ただただ静かな波の音が、やわらかい風に乗って聞こえてくるだけ。
スマートフォンから「花の匂い」を流し、枯れ枝に腰をかける。
足元はさらさらとした砂浜ではなく、これは全て貝殻のようだった。綺麗な形のままの帆立の貝殻、サザエの貝殻、牡蠣の貝殻。
目を瞑ったり、無理に何かを思ったりしなくても、この場所で静かに息をしているだけで、それはもう祈りだった。ここにはいない誰かへの祈りでもあるし、確かにここで息をしている自分への祈り。
久しぶりに「生きている」と心から実感することができた瞬間だった。
東京生活は、寂しい。
人がたくさんいるから寂しい。
電車の中でも、街でも、特に会社でも、ずっとSNSの中にいるみたいでキツすぎる。
真っ白なシカの足に触れる。
アートとのボーダーはなく、もちろん触れていい。
この小さな海辺にひとりでいる今、ここ最近でいちばん孤独を感じていなかった。
僕はちゃんと生きている。
ただこうやって「生」を実感したからといって、別に「よし、またあのSNS社会で頑張ろう」と立ち上がらないのが、僕だ。
何度目かの「花の匂い」が流れる。敢えて目を瞑ってみる。この波の音はずっと聴いていられるし、風は気持ちいいし、真っ白なシカとの言葉のない会話はやめられない。
僕は、これからはちゃんと「生きている」と実感し続けられる時間を過ごしていこうと誓って、シカに別れを告げた。
きっとまた再会に訪れるだろう。
シカと別れた僕は、牡鹿半島の東端へとさらに車を走らせ、御番所公園で絶景を見た。ウグイスが大合唱をしていてとても気持ちよかった。

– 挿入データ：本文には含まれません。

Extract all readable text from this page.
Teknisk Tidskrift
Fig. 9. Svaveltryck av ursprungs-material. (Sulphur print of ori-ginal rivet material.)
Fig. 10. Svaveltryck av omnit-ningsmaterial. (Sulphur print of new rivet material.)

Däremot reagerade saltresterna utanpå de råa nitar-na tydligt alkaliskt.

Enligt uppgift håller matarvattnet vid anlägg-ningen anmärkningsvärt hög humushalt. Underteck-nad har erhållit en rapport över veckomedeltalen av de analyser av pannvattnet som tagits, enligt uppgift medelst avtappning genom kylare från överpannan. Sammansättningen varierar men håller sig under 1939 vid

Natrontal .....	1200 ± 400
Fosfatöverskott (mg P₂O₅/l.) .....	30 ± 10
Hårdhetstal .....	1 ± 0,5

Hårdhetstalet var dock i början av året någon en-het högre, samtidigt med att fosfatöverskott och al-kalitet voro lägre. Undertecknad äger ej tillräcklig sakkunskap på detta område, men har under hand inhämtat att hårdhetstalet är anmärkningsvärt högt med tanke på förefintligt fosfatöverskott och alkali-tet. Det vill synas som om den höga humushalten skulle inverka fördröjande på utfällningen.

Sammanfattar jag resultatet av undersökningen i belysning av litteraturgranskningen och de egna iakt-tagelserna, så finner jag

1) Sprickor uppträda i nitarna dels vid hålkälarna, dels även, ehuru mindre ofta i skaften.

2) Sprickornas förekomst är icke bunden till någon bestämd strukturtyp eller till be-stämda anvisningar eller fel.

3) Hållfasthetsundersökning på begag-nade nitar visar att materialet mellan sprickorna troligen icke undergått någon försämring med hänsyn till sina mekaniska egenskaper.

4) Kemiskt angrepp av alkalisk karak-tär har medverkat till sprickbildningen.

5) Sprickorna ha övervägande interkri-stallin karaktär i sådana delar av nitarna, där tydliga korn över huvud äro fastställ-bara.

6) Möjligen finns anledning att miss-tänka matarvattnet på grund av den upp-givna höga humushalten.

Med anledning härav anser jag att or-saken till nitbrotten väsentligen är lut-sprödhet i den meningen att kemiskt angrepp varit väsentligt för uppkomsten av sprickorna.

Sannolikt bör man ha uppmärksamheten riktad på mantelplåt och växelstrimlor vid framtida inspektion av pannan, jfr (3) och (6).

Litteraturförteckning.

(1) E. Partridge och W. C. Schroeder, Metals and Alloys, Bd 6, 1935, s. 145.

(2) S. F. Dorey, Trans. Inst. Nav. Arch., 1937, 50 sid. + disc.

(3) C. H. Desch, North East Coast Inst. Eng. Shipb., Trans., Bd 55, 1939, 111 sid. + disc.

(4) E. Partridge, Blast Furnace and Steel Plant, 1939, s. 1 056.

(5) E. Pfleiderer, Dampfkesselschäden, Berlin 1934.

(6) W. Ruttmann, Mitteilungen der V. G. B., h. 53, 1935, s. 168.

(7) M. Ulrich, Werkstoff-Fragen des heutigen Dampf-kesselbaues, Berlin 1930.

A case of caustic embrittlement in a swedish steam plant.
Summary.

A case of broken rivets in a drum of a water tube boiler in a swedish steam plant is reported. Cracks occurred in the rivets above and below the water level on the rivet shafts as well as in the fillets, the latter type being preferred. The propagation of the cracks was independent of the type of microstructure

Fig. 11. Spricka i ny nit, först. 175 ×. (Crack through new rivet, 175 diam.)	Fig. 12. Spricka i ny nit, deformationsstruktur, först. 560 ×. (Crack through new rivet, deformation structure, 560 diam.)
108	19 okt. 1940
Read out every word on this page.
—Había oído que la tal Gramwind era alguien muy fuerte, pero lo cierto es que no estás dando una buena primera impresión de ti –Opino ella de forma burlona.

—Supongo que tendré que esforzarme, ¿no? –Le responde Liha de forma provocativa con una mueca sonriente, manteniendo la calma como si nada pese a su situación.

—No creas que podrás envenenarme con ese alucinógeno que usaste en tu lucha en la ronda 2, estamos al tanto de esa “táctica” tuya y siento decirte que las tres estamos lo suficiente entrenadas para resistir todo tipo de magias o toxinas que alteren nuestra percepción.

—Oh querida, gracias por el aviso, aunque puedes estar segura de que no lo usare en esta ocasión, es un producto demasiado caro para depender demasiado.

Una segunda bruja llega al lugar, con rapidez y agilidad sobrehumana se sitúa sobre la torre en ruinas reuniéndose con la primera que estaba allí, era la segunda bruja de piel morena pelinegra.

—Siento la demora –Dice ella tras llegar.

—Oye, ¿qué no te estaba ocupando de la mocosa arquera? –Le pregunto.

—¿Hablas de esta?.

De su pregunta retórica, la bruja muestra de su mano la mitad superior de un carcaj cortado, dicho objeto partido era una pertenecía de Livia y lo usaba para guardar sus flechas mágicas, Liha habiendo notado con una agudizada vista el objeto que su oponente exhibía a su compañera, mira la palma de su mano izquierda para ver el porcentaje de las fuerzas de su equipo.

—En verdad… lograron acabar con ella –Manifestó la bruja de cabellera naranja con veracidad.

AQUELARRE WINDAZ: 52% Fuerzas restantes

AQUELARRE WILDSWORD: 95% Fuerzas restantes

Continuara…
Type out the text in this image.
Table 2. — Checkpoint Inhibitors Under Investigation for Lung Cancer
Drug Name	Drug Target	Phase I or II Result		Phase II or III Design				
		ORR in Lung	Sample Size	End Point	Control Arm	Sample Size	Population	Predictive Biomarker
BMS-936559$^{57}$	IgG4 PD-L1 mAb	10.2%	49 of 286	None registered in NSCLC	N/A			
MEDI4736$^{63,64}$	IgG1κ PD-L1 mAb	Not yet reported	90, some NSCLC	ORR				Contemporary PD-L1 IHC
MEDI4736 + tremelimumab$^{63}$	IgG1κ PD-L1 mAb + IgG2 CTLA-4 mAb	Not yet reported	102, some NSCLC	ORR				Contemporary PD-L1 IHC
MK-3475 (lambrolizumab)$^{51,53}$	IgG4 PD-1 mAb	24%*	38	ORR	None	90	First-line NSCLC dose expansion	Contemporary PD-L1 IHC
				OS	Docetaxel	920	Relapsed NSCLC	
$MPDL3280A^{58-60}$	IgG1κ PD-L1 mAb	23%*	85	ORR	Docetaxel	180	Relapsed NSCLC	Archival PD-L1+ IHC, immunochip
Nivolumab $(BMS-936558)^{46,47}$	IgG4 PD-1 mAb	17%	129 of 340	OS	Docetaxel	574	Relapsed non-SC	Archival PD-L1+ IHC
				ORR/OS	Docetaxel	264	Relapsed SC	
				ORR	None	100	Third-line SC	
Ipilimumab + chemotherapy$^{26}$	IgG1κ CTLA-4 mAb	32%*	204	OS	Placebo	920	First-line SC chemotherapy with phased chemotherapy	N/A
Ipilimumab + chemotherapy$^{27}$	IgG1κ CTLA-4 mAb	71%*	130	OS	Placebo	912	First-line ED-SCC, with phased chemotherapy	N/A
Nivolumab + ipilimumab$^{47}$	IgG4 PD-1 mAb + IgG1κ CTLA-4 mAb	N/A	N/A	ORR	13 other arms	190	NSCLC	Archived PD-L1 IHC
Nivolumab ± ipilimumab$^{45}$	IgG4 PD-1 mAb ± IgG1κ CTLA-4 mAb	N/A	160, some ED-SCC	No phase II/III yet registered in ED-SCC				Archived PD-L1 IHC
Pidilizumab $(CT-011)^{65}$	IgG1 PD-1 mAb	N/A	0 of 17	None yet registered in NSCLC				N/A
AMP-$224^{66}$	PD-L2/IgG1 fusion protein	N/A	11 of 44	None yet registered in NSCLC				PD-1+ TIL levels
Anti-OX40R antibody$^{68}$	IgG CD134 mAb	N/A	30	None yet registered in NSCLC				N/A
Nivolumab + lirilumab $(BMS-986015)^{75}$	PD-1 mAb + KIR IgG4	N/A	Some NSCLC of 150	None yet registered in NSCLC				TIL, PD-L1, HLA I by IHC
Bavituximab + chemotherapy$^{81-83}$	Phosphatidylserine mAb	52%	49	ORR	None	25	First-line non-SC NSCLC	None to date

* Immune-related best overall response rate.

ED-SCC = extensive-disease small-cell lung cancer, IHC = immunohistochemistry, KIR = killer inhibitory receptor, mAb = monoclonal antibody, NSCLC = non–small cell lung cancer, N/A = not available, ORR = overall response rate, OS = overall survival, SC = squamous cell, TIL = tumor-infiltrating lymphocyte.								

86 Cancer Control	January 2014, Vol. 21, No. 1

海を見ながら、そして山の緑も感じながらの牡鹿半島ドライブは本当に心の栄養になる。
そんなことを呑気に考えていたら、目の前に一羽のキジが現れて、僕は思い切り急ブレーキをかけた。
「あ、どうも。いきなりすみませんね」
キジはそう言うかのように首をコクリとさせ、のんびり山の中へ歩いていく。
「いいんだよ、ゆっくりで」
キジの無事を見届けて、僕は石巻市街へと戻っていった。